Вечером состоялся очередной этап нашей нескончаемой дискуссии о груперах. Мнение Раймона Коля, как и мое, меняется смотря по обстоятельствам и последним событиям. И мы с ним до сих пор так и не пришли к окончательному выводу о смышлености и нравах групера;
— Конечно, — говорил Раймон, — его, похоже, легче приручить, чем любую другую рыбу. Он ходит за вами, словно пес. И в то же время груперы могут быть страшно коварными. Сегодня за мной один ходил так настойчиво, что я решил его погладить. А он вдруг атаковал меня. Конечно, может быть так, что мы в эту минуту заплыли на его территорию. Второй случай: групер медленно-медленно идет мне навстречу, и я так же медленно иду к нему. Останавливаюсь, он по-прежнему идет ко мне, но ускоряет ход, и я уже вижу, что он атакует. Инстинктивно заслоняю лицо рукой, он хватает челюстями мой локоть и не выпускает. В конце концов мне удалось вырваться, но он повредил мой гидрокостюм и поцарапал мне кожу.
Фредерик Дюма тоже подвергался атакам груперов. И я знаю еще примеры. Но вообще-то груперы — миролюбивые создания. Правда, групер Раймона Коля и на следующий день бросался на аквалангистов и норовил их укусить. Но теперь мы были начеку и обращались с ним, как со злой собакой. Возможно, у этого групера просто-напросто остались неприятные воспоминания о каких-нибудь других подводниках, которые побывали тут до нас.
— Вообще, — говорит Фалько, — я знаю только двух рыб, способных, как говорится, привязаться к человеку, иногда даже очень сильно. Одна — групер, вторая — спинорог.

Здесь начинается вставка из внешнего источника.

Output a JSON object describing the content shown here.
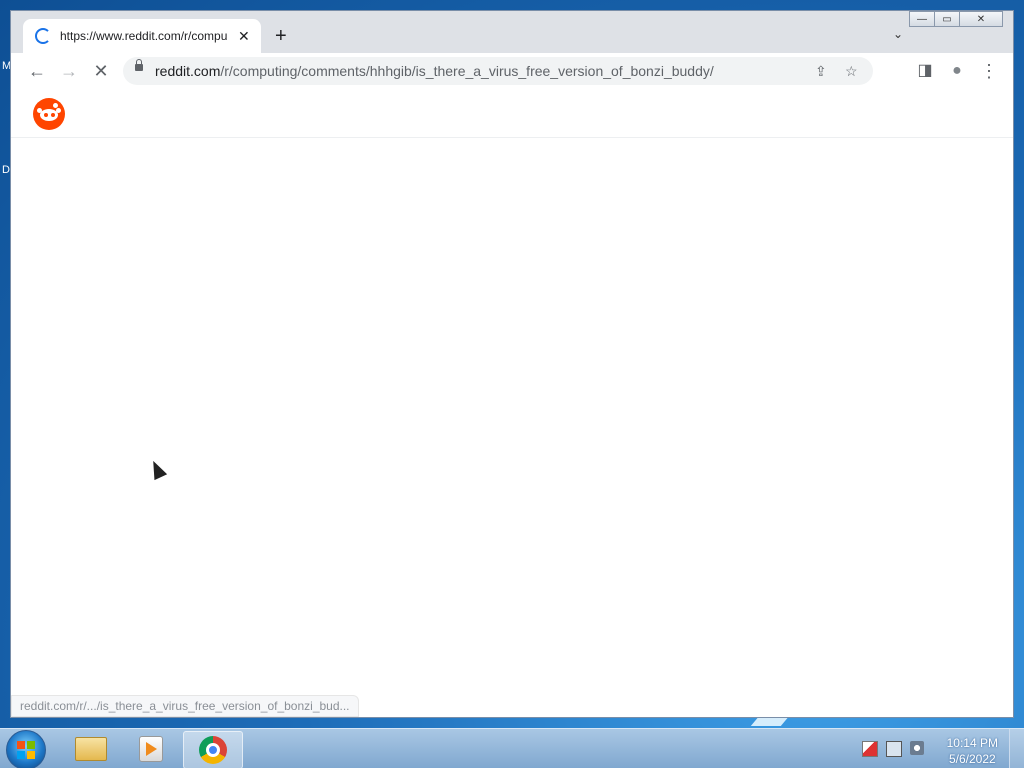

Коль — он склонен приписывать рыбам человеческие недостатки и достоинства — вступает:
— Спинороги симпатичные, но положиться на них нельзя. Всем известно, что их любимый корм — мясе тридакны. Ну, вот, открываю я тридакну и предлагаю мясо спинорогу, а он меня хвать за палец. Мне кажется, что качество — коварство — объединяет групера и спинорога. А в другой раз мы с Делемоттом проплывали мимо спинорогов, которые вентилировали икру. Мы даже не смотрели на них, так нет же — сорвались с места и атаковали нас.

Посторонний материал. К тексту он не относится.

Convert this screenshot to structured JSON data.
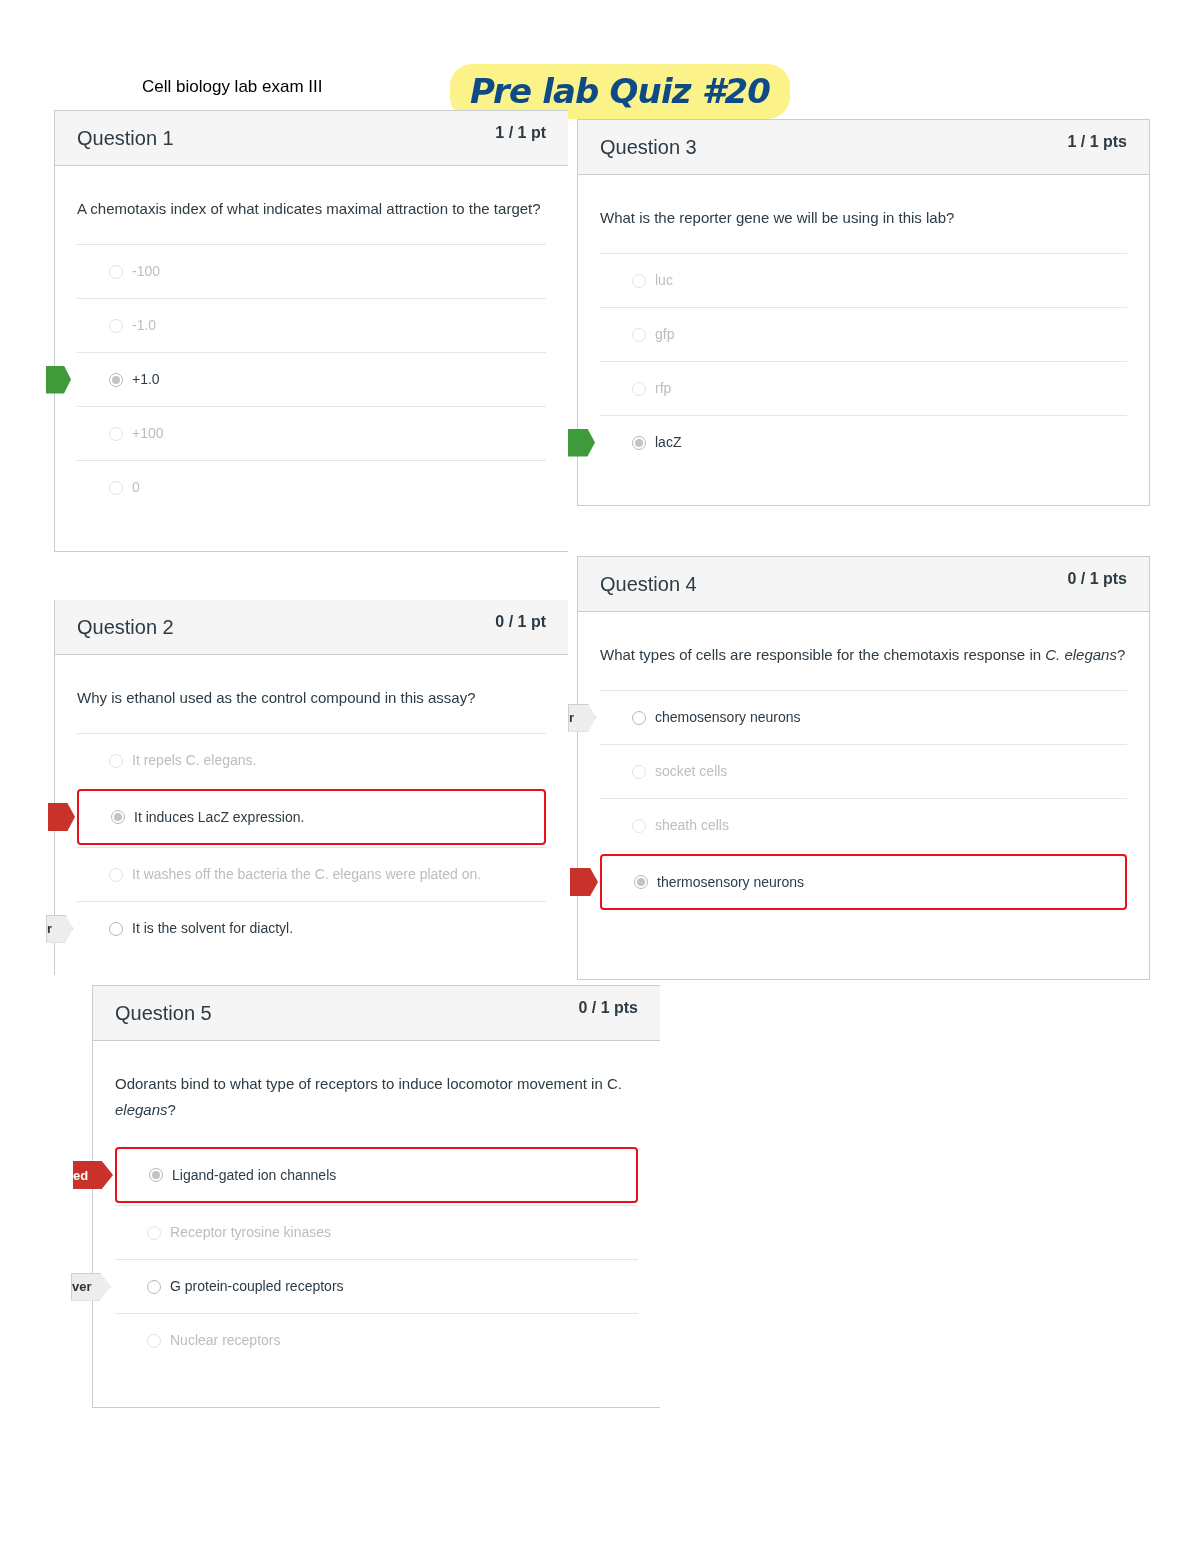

После этого рассказа мы подумали, что было бы интересно снять, как спинорог нападает на подводника. Однако эпизод не удался— вернее, чересчур удался: Делемотт был изрядно покусан. Поэтому для дубля мы надежно обмотали ему руки бинтами.
У вас может сложиться впечатление, что спинорог — грозный противник. Верное впечатление. Но не забудьте, что длина этого «чудовища» всего сорок — пятьдесят сантиметров, и он ярко окрашен. Свирепость спинорога оправдывается средой обитания. В царстве кораллов малейший признак слабости равносилен смерти. Особи и виды, которые обращаются в бегство, вместо того чтобы давать отпор, обречены. Слабого, беззащитного быстро съедают. Вот почему морские животные нередко способны на отвагу и героизм, который человеку может показаться нелепым. Спинороги особенно вспыльчивы, когда дозревает их икра. Самка охраняет гнездо и дает отпор всем чужакам, независимо от их величины, включая, аквалангистов. И проявляет при этом такое пренебрежение к собственной сохранности, что на суше сразу и не подберешь близкого примера. Инстинкт продолжения рода берет верх над страхом смерти, и мамаша спинорог будет упорно атаковать, даже когда очевидно, что она обрекает себя на погибель. Конечно, отвага спинорога диктуется не героическими качествами души, а законами экологического равновесия на рифе. Несмотря на бдительную охрану, лишь немногие мальки спинорогов достигают зрелого возраста. Ровно столько, сколько риф может прокормить.